@shh1cd
That quote seems a lot like something I wrote. At the time, there was no public API for creating rubrics through the API, it was internal calls within Canvas. That means that I had to use a userscript that ran within the browser to do it. That had the benefit of making it easy for instructors and instructional designers to use it. Since then, Canvas has added an API endpoint to create a rubric, which means that you can certainly do this without the copy/paste.
If I was to write this today, I would still go the copy/paste route for simplicity. The only difference would be that I would use the API calls rather than the internal routes that I used back then.
I would not recommend exporting directly from a spreadsheet, although it might make the most sense to someone. That is, we're using a spreadsheet to create the rubric, why not use it to import it into Canvas? The reason is that to import it, you need IDs from Canvas for the course (or account). Those are possible to add to Google Sheets -- I've written several Google Sheets that work with Canvas and there's an interface to prompt for a course ID in some of them.
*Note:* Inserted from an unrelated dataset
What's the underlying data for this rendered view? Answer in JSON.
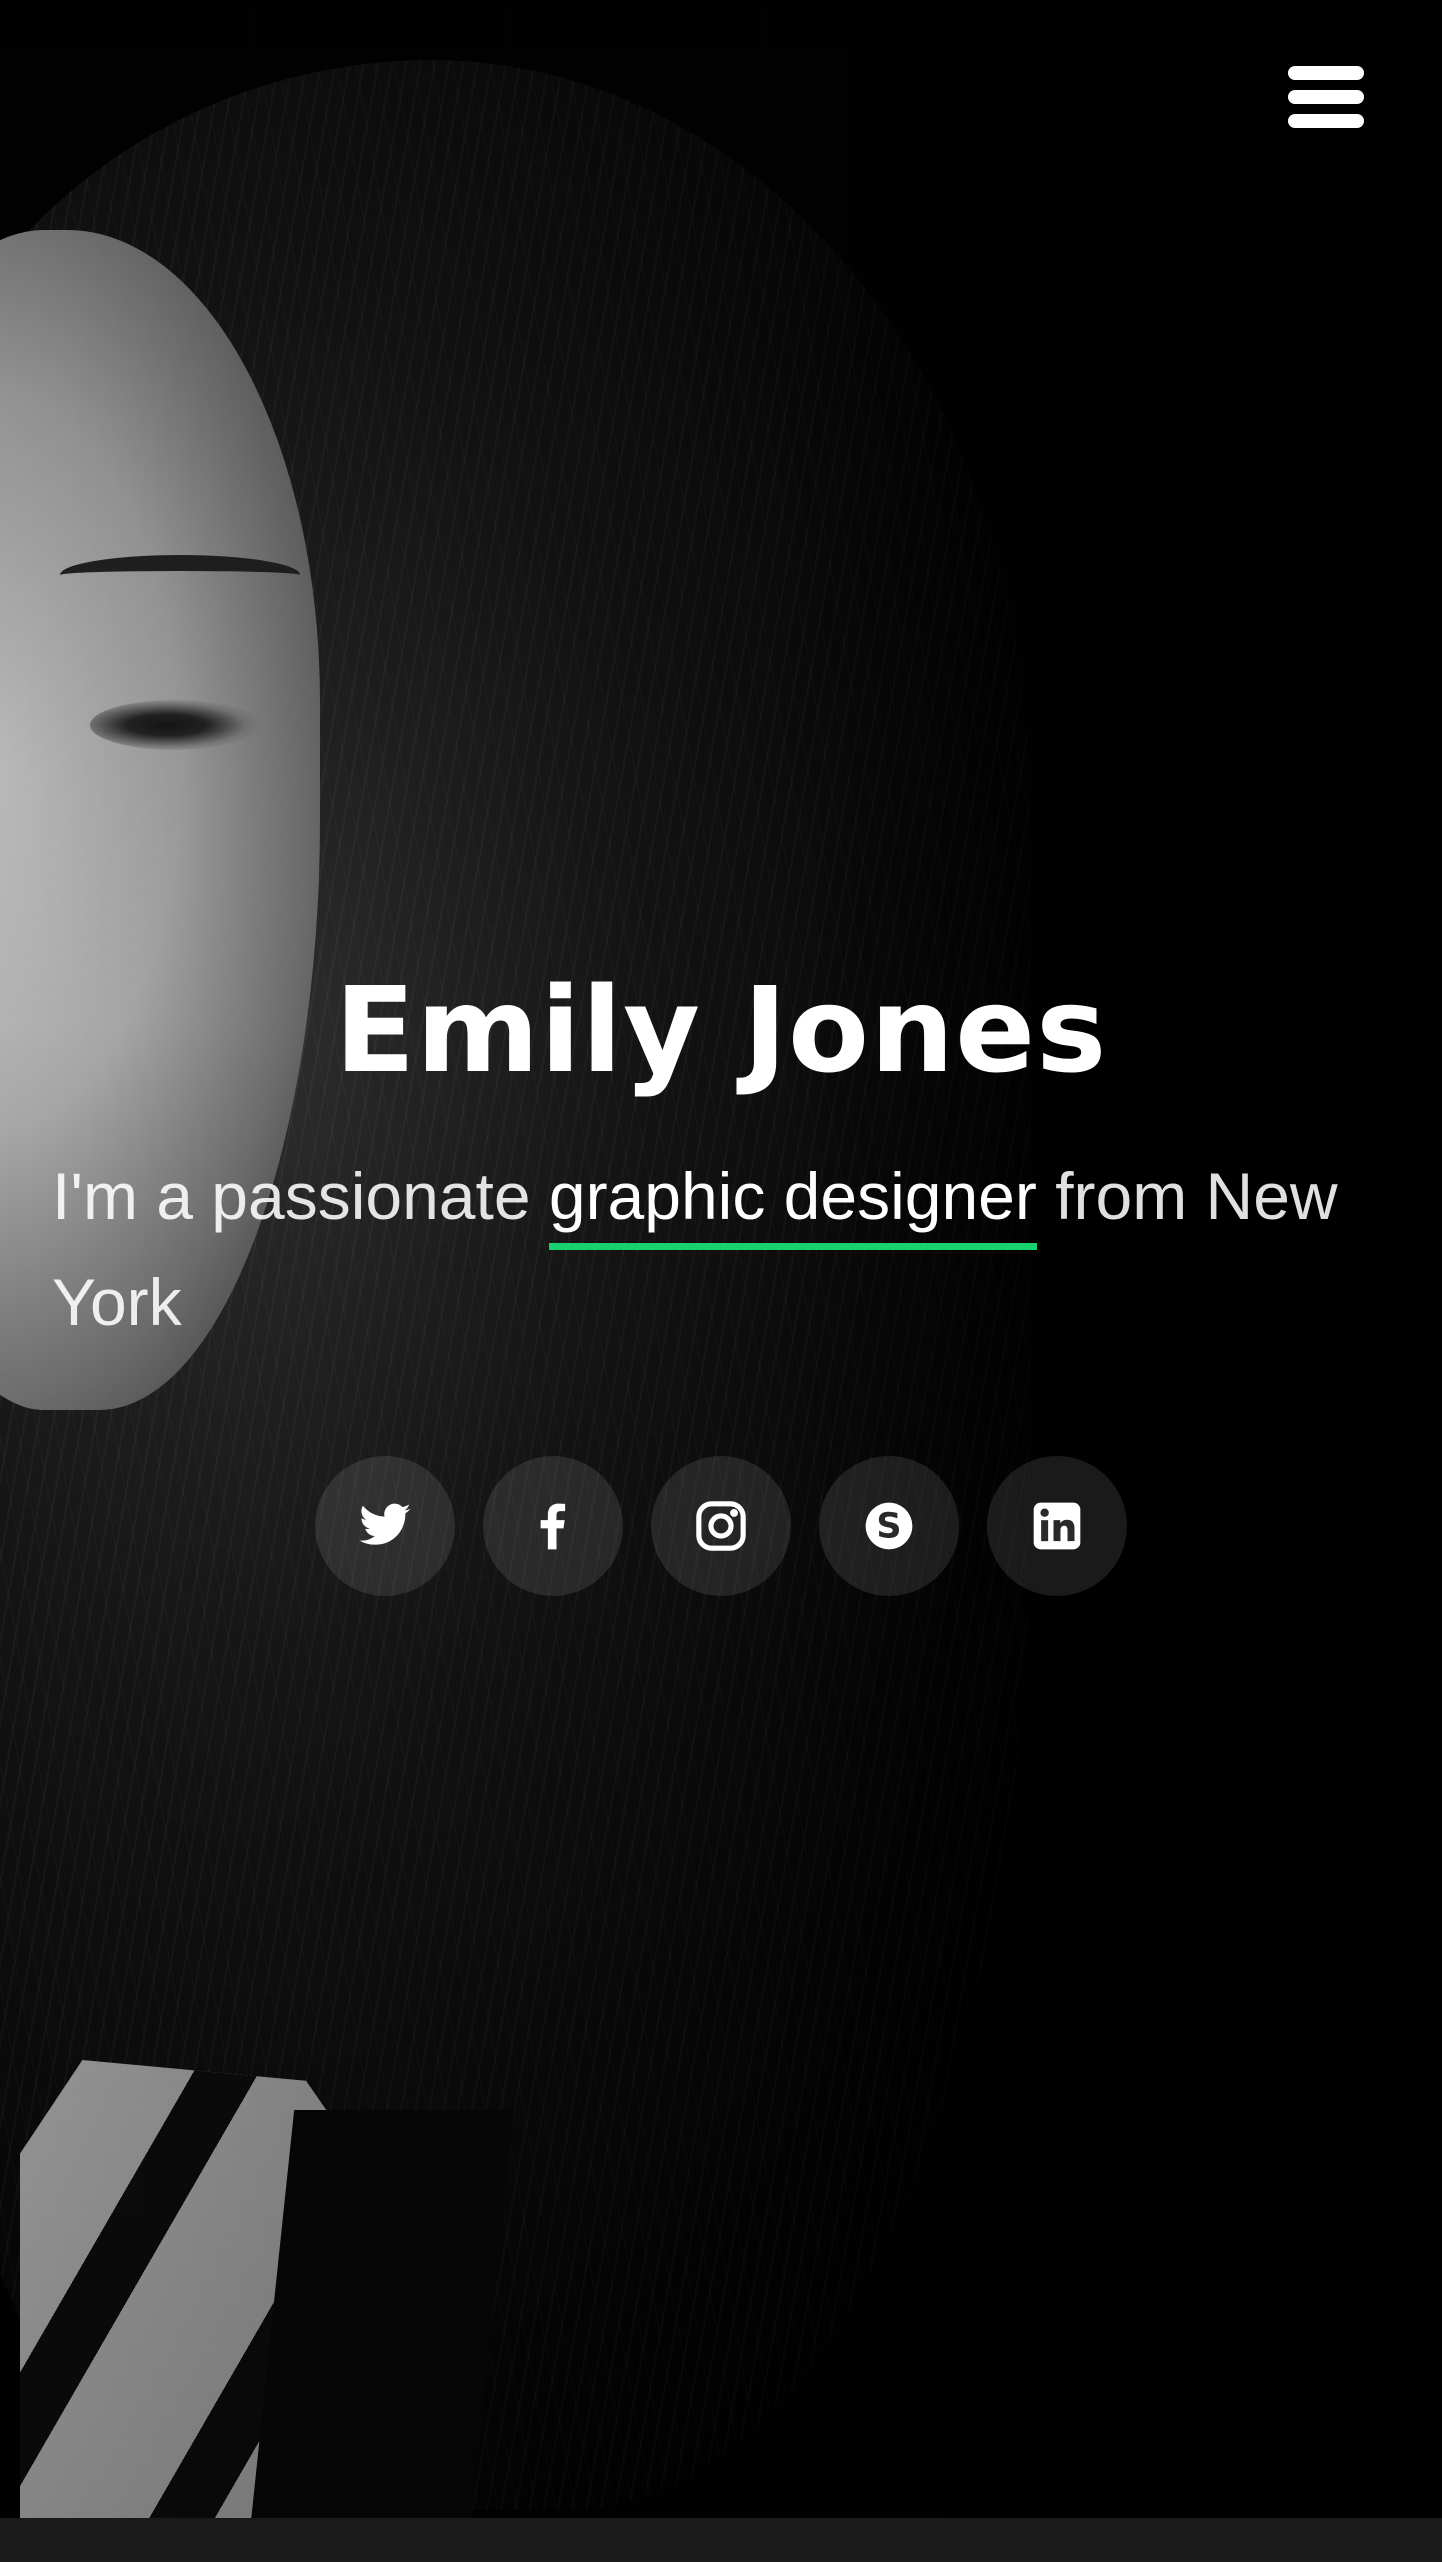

But a person doing this is likely going to be doing it for multiple courses and multiple rubrics and changing that number (or forgetting to change that number) could be painful.
If I wanted to write something for the programmer (as opposed to a non-tech user), then I could create my rubric in a spreadsheet and save it. Then I would write code that would parse the file (CSV or XLSX doesn't really matter), put it into the format specified in that create a rubric endpoint, and send it to Canvas.
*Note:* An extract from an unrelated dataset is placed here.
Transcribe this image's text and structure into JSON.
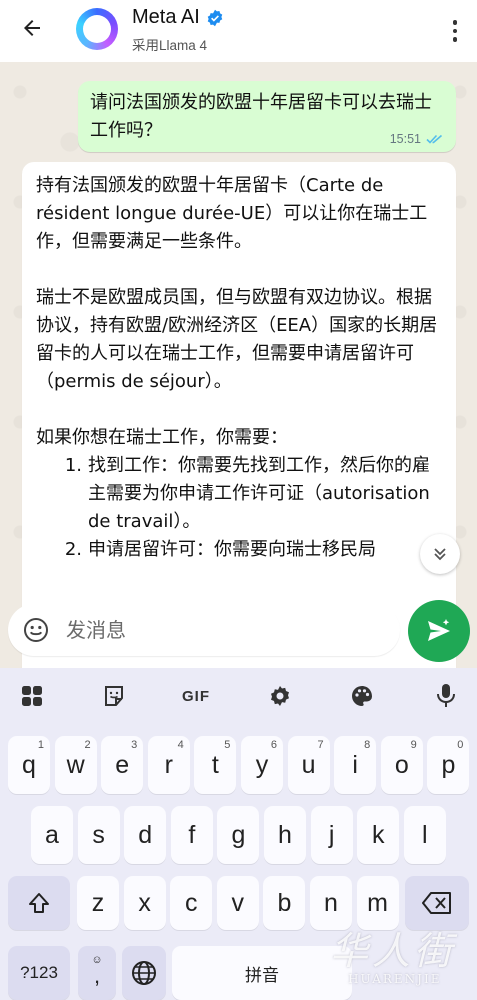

If you are programmatically creating the rubric, you could make it all part of the same program, but if people are manually creating rubrics for you to upload, then I would separate the process of creating the rubric from the process of getting the rubric into Canvas.
As @melodyc_lam wrote, you can use pretty much any modern programming language that you are familiar with. There are libraries that will handle most of the heavy lifting for you. You just need something that will (1) parse a spreadsheet [if that's the route you're going] and (2) make HTTP requests.
The rest of the logic is all on you. There is code in Canvas to create outcomes from a CSV file, that does not exist for Rubrics. You cannot send a CSV file directly to Canvas. Your code needs to manipulate the rubric into the format needed by the API. It's possible that someone has already written code to send a CSV file to Canvas using an API. It sounds familiar, I just cannot remember where I might have seen it.